Par ailleurs, prêtez également attention au choix de votre équipement ! La turbine et le générateur constituent les composants essentiels au bon fonctionnement de votre installation. Plusieurs modèles sont disponibles sur le marché et leur prix est très variable. Leur efficacité aussi ! Leur rendement énergétique peut aller de 60 à 90 % environ. Ne négligez pas non plus la conduite forcée, qui sert à acheminer l’eau sous pression jusqu’à la turbine. Il s’agit de l’un des éléments les plus chers de l’installation ! Portez donc un soin particulier à sa conception.

Roue ou turbine hydroélectrique
Il est impératif de bien choisir la roue ou la turbine que vous poserez : l’efficacité de votre installation en dépendra !

Les pico-centrales sont relativement faciles à construire. C’est pourquoi il est envisageable de fabriquer soi-même son équipement de façon à réduire le coût de son investissement. Mais de sérieuses notions de mécanique et d’électricité sont indispensables ! Toutefois, il reste recommandé de faire appel à des professionnels spécialisés et à un électricien qualifié pour le raccordement au réseau.

Sachez aussi que le coût d’exploitation d’une pico-centrale hydroélectrique est quasi nul. Une fois votre installation effectuée, son entretien ne représentera qu’un coût très faible. Selon l’ADEME, parmi les énergies renouvelables, l’hydroélectricité est celle qui produit le kWh le moins cher ! Et les équipements ont une durée de vie qui va de 20 à 50 ans en moyenne.

Soyez persévérant ! L’obtention des autorisations relatives à l’acquisition d’un dispositif hydroélectrique peut s’avérer un processus très long et délicat. Mais passé ce cap, l’installation et le raccordement de votre centrale peuvent être rapides. Comptez ensuite 2 à 3 semaines pour que le captage de l’eau soit effectif.

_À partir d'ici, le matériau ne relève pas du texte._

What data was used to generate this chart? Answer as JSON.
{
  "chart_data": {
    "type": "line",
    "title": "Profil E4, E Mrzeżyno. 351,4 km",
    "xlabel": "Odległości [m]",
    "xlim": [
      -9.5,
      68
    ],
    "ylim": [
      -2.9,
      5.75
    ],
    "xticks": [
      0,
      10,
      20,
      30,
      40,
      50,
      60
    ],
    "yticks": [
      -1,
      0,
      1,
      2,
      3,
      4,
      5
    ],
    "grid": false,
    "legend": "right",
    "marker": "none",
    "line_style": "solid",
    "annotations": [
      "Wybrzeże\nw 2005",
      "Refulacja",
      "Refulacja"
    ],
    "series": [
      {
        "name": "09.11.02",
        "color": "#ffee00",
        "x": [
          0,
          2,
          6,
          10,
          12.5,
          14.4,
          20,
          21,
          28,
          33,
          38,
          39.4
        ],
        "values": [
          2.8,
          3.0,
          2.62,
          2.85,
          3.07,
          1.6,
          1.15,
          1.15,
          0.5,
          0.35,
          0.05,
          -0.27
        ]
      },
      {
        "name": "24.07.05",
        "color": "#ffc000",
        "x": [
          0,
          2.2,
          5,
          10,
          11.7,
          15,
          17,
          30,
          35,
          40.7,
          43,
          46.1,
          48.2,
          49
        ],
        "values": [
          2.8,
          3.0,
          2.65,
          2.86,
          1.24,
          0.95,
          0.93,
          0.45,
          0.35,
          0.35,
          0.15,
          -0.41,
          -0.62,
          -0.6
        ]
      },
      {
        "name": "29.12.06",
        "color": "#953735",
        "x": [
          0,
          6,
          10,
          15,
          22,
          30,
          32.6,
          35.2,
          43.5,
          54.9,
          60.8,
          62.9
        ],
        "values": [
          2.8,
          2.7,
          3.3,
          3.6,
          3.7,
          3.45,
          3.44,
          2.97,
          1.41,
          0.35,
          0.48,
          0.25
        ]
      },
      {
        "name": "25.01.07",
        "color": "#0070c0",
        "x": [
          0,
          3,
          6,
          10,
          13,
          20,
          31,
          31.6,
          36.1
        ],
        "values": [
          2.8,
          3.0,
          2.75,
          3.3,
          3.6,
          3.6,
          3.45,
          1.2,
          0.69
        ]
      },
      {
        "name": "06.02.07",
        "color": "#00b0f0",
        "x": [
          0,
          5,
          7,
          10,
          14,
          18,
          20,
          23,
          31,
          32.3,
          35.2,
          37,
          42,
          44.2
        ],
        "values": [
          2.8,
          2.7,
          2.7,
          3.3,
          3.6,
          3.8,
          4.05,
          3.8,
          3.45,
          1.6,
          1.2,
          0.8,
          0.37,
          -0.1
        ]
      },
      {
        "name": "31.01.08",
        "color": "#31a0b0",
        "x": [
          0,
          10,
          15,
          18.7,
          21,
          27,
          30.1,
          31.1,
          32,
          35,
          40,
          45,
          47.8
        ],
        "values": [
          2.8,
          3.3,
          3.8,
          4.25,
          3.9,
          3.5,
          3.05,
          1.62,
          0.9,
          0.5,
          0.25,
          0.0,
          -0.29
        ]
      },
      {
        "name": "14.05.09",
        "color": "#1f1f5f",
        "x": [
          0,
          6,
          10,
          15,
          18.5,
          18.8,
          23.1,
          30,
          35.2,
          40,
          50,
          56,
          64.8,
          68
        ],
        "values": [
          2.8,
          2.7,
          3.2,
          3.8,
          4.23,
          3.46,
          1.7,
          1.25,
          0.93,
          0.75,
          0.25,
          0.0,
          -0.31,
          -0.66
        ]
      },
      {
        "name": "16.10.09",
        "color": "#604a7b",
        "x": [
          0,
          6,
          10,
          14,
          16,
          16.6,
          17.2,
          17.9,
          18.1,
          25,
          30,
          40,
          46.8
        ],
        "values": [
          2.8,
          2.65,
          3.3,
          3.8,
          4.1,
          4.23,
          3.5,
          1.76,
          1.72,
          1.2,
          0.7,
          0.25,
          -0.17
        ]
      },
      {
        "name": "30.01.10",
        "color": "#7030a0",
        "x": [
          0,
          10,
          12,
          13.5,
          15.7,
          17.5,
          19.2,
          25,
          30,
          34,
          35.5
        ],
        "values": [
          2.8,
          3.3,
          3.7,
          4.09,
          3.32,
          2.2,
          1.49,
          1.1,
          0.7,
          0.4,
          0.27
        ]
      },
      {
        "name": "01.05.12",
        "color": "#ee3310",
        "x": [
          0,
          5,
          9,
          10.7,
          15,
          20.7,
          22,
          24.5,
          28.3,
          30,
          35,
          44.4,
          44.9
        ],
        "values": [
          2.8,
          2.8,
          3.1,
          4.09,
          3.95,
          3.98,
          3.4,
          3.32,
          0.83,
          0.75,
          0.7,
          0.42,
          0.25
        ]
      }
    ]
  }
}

Si elle est intéressante, l’énergie hydraulique n’est réellement acceptable sur le plan écologique que si elle ne perturbe pas les cours d’eau et la vie qui les habite. C’est pourquoi il est impératif de ne pas négliger cet aspect de votre projet ! Prévoyez notamment une passe à poissons pour leur permettre de franchir la centrale sans danger, ainsi qu’une grille filtrant l’eau avant son passage dans la turbine, de façon à débarrasser le cours d’eau de ses déchets flottants. Attention toutefois : ces éléments sont parfois très chers !

Face aux nombreuses contraintes techniques et administratives liées à sa mise en œuvre, l’acquisition d’un système hydroélectrique s’avère souvent compliquée à l’échelle des particuliers. Généralement, l’installation d’une pico-centrale chez soi répond avant tout à une volonté écologiste plus qu’à la poursuite d’une rentabilité économique. Si vous souhaitez recourir à de l’électricité verte, sachez que les panneaux photovoltaïques sont soumis à moins de contraintes, et leur investissement est plus vite amorti.